1. Random Functions

At a heat-treating company, iron castings and steel forgings are heat-treated to achieve desired mechanical properties and machinability. One steel forging is annealed to soften the part for each machining. Two lots of this part, made of 1020 steel, are heat-treated in two different furnaces. The specification for this part is 36-66 on the Rockwell G scale. Let X1 and X2 equal the respective hardness measurements for parts selected randomly from furnaces 1 and 2. Assume that the distributions of X1 and X2 are N(47.88, 2.19) and N(43.04, 14.89), respectively.

What are the p.d.f.s of X1 and X2?
Compute P(X1>X2), assuming independence of X1 and X2.

2. Originally Posted by calabrone
At a heat-treating company, iron castings and steel forgings are heat-treated to achieve desired mechanical properties and machinability. One steel forging is annealed to soften the part for each machining. Two lots of this part, made of 1020 steel, are heat-treated in two different furnaces. The specification for this part is 36-66 on the Rockwell G scale. Let X1 and X2 equal the respective hardness measurements for parts selected randomly from furnaces 1 and 2. Assume that the distributions of X1 and X2 are N(47.88, 2.19) and N(43.04, 14.89), respectively.

What are the p.d.f.s of X1 and X2?
Compute P(X1>X2), assuming independence of X1 and X2.

You are given that the distribution of X1 is N(47.88,2.19), that is it is normal with mean 47.88 and variance 2.19. Look up the pdf of the normal distribution.

Same procedure for X2.

X3 = X1-X2 ~N(47.88-43.04, 2.19+14.89)

So P(X1>X2)=P(X3>0).

CB

3. I'm not sure where to find the pdfs of the normal distribution.

Can I get the answer to the second part from the normal distribution table? I looked on the P(Z>z) table to find P(X3>0)=0.5000

Thank you

4. Originally Posted by calabrone
I'm not sure where to find the pdfs of the normal distribution.
wikipedia: normal distribution

Can I get the answer to the second part from the normal distribution table? I looked on the P(Z>z) table to find P(X3>0)=0.5000

Thank you
You compute the z-score corresponding to X3=0 when X3~N(47.88-43.04, 2.19+14.89), (and remember that the second argument here is the variance not the SD). Now look up the z-score in the normal table.

CB

CB

5. Would you be able to show me the work for this problem or one similar so I can follow your example to solve my remaining problems? Thank you for all your help.

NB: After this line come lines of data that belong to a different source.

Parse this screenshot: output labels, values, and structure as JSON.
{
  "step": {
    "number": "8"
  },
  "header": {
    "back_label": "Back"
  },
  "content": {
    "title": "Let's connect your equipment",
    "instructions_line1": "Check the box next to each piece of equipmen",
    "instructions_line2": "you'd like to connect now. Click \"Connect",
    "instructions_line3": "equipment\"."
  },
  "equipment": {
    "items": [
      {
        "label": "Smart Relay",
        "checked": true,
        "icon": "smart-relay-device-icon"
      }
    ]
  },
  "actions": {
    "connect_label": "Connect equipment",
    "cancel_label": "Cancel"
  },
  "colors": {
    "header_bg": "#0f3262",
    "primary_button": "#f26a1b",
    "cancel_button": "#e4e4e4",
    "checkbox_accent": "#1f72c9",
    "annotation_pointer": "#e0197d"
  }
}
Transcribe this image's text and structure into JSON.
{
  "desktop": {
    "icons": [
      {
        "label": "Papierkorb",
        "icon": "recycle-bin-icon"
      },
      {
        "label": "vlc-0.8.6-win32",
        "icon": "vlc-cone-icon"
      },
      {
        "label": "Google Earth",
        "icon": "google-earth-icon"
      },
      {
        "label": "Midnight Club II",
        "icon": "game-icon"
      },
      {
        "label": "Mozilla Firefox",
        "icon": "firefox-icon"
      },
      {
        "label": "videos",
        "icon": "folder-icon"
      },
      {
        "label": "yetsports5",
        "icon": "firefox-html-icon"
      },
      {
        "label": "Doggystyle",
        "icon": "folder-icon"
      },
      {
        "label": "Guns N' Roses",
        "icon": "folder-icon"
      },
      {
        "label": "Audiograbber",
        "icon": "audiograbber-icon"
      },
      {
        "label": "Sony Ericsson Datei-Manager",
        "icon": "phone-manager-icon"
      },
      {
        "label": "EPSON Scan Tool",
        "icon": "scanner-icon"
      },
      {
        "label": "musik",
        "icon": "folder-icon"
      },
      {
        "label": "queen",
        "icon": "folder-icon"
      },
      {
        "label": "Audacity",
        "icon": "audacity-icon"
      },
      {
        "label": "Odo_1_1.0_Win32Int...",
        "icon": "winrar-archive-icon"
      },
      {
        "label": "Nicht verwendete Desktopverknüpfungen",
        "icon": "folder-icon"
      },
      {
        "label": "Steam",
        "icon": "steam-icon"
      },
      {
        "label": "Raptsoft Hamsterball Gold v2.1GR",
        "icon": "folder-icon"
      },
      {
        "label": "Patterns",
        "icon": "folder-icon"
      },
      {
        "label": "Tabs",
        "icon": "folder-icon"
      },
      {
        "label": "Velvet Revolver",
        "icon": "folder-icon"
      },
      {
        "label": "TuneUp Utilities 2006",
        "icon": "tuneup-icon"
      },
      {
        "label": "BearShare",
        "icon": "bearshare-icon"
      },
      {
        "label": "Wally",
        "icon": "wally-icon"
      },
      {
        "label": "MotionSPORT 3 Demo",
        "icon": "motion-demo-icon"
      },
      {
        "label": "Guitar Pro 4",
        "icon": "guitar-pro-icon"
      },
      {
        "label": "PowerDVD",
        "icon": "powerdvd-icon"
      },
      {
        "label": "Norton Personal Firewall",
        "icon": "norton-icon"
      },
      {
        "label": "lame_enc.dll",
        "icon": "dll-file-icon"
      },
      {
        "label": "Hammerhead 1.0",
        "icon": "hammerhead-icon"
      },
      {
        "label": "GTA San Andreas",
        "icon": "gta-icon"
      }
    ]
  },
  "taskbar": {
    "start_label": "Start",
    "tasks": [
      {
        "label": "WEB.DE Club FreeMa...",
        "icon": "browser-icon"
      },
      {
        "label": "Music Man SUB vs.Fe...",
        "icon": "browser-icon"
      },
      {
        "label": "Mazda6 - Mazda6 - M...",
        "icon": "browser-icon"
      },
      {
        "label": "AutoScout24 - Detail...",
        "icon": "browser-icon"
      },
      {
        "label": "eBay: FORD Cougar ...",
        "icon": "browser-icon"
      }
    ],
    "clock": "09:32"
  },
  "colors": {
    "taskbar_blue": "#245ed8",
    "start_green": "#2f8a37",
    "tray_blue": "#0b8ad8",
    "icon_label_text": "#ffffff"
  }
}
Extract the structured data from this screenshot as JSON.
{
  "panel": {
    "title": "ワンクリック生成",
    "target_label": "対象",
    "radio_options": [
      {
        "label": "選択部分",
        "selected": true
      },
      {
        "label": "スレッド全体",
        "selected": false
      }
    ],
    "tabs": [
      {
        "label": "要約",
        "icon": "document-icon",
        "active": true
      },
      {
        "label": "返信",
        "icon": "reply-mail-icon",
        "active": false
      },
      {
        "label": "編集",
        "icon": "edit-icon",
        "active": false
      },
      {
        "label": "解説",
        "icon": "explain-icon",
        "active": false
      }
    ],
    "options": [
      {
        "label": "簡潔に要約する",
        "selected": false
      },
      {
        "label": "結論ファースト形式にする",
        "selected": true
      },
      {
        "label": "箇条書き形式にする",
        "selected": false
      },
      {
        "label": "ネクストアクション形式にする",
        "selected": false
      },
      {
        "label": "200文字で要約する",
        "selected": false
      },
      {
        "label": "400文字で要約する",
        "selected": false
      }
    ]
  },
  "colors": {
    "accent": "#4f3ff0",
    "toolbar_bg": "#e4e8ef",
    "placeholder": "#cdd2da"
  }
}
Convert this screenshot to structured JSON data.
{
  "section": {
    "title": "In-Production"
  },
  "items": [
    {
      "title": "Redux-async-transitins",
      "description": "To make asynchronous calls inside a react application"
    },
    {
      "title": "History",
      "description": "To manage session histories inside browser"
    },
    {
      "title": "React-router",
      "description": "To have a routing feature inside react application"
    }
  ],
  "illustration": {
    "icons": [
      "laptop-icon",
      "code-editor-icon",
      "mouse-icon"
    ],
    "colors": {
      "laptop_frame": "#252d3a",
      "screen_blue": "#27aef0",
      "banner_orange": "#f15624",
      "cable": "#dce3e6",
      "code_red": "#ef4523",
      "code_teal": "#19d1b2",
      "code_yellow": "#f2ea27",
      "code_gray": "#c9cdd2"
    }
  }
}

6. Originally Posted by CaptainBlack
wikipedia: normal distribution

You compute the z-score corresponding to X3=0 when X3~N(47.88-43.04, 2.19+14.89), (and remember that the second argument here is the variance not the SD). Now look up the z-score in the normal table.
The z-score corresponding to $x_3=0$, when $X_3 \sim N(47.88-43.04, 2.19+14.89)=N(4.84,17.18)$ is:

$z=\frac{x_3-4.84}{\sqrt{17.18}}=\frac{0-4.84}{\sqrt{17.18}}=-1.16771$

Now we look $-1.16771$ up in the normal table or using a normal distribution calculator (available on line here) to get the required probability of $\approx 0.1215$

CB

7. Thank you so much. For the first part, I still do not know what chart I should get the pdfs from. I attached the file of my work showing a graph of the pdfs, but I don't know how to evaluate their equations to get a normal pdf. Thank you again.